In this chapter, we mentioned the use of correlation-based distance and Euclidean distance as dissimilarity measures for hierarchical clustering. It turns out that these two measures are almost equivalent: if each observation has been centered to have mean zero and standard deviation one, and if we let $r_{ij}$ denote the correlation between the $i_{th}$ and $j_{th}$ observations, then the quantity $1 − r_{ij}$ is proportional to the squared Euclidean distance between the $i_{th}$ and $j_{th}$ observations.

On the `USArrests` data, show that this proportionality holds.

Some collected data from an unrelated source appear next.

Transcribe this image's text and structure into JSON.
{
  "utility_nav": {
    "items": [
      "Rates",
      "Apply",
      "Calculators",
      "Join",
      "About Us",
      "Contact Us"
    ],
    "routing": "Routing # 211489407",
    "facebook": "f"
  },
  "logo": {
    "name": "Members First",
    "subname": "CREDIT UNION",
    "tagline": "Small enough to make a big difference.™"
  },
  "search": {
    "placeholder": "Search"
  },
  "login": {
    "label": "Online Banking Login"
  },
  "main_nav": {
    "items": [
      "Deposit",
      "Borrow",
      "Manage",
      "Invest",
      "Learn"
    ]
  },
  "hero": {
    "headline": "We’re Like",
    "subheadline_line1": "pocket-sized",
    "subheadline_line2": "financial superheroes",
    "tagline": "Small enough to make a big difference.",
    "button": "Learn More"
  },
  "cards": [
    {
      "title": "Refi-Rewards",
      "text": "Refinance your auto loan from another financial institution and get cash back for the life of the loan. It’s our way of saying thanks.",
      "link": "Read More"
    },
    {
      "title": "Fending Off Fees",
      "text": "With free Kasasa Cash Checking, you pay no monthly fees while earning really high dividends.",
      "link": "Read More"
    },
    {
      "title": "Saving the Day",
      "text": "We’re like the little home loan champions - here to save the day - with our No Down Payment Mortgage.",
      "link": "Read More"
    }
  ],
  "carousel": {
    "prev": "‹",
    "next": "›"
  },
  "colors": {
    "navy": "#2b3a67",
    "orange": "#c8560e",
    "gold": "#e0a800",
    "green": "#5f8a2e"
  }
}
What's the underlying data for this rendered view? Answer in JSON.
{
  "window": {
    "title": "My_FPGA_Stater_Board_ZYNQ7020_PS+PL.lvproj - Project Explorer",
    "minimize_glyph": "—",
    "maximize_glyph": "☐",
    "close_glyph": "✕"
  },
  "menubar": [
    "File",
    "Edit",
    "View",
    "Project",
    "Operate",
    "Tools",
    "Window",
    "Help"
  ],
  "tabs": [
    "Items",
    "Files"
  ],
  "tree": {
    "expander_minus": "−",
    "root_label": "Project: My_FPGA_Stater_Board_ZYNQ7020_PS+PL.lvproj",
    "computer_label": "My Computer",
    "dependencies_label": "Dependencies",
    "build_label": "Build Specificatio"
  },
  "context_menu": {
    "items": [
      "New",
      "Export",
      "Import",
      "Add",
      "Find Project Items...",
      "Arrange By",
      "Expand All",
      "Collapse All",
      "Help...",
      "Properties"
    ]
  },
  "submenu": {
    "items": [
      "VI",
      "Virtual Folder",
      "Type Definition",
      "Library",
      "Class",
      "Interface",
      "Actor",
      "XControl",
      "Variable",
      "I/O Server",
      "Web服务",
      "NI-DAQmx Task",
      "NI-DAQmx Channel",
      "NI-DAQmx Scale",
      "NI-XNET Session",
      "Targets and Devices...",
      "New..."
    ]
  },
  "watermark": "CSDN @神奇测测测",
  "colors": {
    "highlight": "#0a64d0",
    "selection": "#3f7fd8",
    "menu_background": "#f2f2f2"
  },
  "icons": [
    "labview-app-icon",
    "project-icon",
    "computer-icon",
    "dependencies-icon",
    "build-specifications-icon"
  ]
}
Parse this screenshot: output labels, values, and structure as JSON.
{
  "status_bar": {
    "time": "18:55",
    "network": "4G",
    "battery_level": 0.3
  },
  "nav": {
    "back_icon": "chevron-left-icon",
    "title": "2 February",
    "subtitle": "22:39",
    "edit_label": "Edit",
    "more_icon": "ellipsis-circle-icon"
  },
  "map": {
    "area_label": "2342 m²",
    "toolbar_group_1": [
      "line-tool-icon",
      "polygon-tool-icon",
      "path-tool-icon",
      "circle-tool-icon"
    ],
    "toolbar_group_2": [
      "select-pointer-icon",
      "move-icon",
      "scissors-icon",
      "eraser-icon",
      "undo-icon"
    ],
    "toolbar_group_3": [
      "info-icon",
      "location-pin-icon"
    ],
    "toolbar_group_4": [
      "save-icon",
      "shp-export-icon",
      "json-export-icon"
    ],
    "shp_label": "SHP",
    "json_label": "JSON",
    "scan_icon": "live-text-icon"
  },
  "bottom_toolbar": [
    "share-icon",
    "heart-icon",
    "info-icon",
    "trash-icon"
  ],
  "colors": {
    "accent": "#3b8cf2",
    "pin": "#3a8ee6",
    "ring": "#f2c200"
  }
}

*Hint:* The Euclidean distance can be calculated using the `pairwise_distances()` function from the `sklearn.metrics` module, and correlations can be calculated using the `np.corrcoef()` function.

In [12]:
USArrests = get_rdataset('USArrests').data
USArrests.head()

Unnamed: 0_level_0,Murder,Assault,UrbanPop,Rape
rownames,Unnamed: 1_level_1,Unnamed: 2_level_1,Unnamed: 3_level_1,Unnamed: 4_level_1
Alabama,13.2,236,58,21.2
Alaska,10.0,263,48,44.5
Arizona,8.1,294,80,31.0
Arkansas,8.8,190,50,19.5
California,9.0,276,91,40.6


In [116]:
scaler = StandardScaler(with_std=True, with_mean=True)
USArrests_scaled = scaler.fit_transform(USArrests.T).T # Transpose to normalize across features (not observations)
USArrests_scaled.shape

(50, 4)

In [91]:
corr_matrix = np.corrcoef(USArrests_scaled) # Correlation between observations (rows of x)
corr_matrix

array([[1.        , 0.99092502, 0.99856984, ..., 0.96759749, 0.58753266, 0.98911539],
       [0.99092502, 1.        , 0.98969621, ..., 0.93489972, 0.51058785, 0.96749454],
       [0.99856984, 0.98969621, 1.        , ..., 0.97553899, 0.61849688, 0.99361584],
       ...,
       [0.96759749, 0.93489972, 0.97553899, ..., 1.        , 0.7724072 , 0.99407361],
       [0.58753266, 0.51058785, 0.61849688, ..., 0.7724072 , 1.        , 0.7001675 ],
       [0.98911539, 0.96749454, 0.99361584, ..., 0.99407361, 0.7001675 , 1.        ]])

In [101]:
eucdist_appx = np.sqrt(1 - corr_matrix)
eucdist_appx

array([[1.49011612e-08, 9.52626680e-02, 3.78174278e-02, ..., 1.80006984e-01, 6.42236202e-01, 1.04329324e-01],
       [9.52626680e-02, 1.49011612e-08, 1.01507591e-01, ..., 2.55147560e-01, 6.99579980e-01, 1.80292712e-01],
       [3.78174278e-02, 1.01507591e-01, 1.49011612e-08, ..., 1.56400161e-01, 6.17659386e-01, 7.99009508e-02],
       ...,
       [1.80006984e-01, 2.55147560e-01, 1.56400161e-01, ..., 1.49011612e-08, 4.77066870e-01, 7.69830457e-02],
       [6.42236202e-01, 6.99579980e-01, 6.17659386e-01, ..., 4.77066870e-01, 0.00000000e+00, 5.47569632e-01],
       [1.04329324e-01, 1.80292712e-01, 7.99009508e-02, ..., 7.69830457e-02, 5.47569632e-01, 1.49011612e-08]])

In [102]:
eucdist = pairwise_distances(USArrests_scaled, metric='euclidean')
eucdist

array([[0.        , 0.26944351, 0.10696384, ..., 0.50913664, 1.81651829, 0.29508789],
       [0.26944351, 0.        , 0.28710682, ..., 0.72166628, 1.97871099, 0.5099448 ],
       [0.10696384, 0.28710682, 0.        , ..., 0.44236646, 1.74700456, 0.22599402],
       ...,
       [0.50913664, 0.72166628, 0.44236646, ..., 0.        , 1.34934887, 0.21774093],
       [1.81651829, 1.97871099, 1.74700456, ..., 1.34934887, 0.        , 1.5487608 ],
       [0.29508789, 0.5099448 , 0.22599402, ..., 0.21774093, 1.5487608 , 0.        ]])

In [94]:
eucdist/eucdist_appx

  eucdist/eucdist_appx


array([[0.        , 2.82842712, 2.82842712, ..., 2.82842712, 2.82842712, 2.82842712],
       [2.82842712, 0.        , 2.82842712, ..., 2.82842712, 2.82842712, 2.82842712],
       [2.82842712, 2.82842712, 0.        , ..., 2.82842712, 2.82842712, 2.82842712],
       ...,
       [2.82842712, 2.82842712, 2.82842712, ..., 0.        , 2.82842712, 2.82842712],
       [2.82842712, 2.82842712, 2.82842712, ..., 2.82842712,        nan, 2.82842712],
       [2.82842712, 2.82842712, 2.82842712, ..., 2.82842712, 2.82842712, 0.        ]])

In [115]:
I = np.identity(USArrests.shape[0])
ones = np.ones((USArrests.shape[0],USArrests.shape[0]))

offset = (( (eucdist + I) / (eucdist_appx + I) ) - I )/2.82842712 + I # Extra Is to avoid div by 0; should me a (n x n) matrix of ones
np.allclose(offset, ones)

True

For this dataset, the proportionality holds; the approximation is offset by a proportional factor of 2.82842712.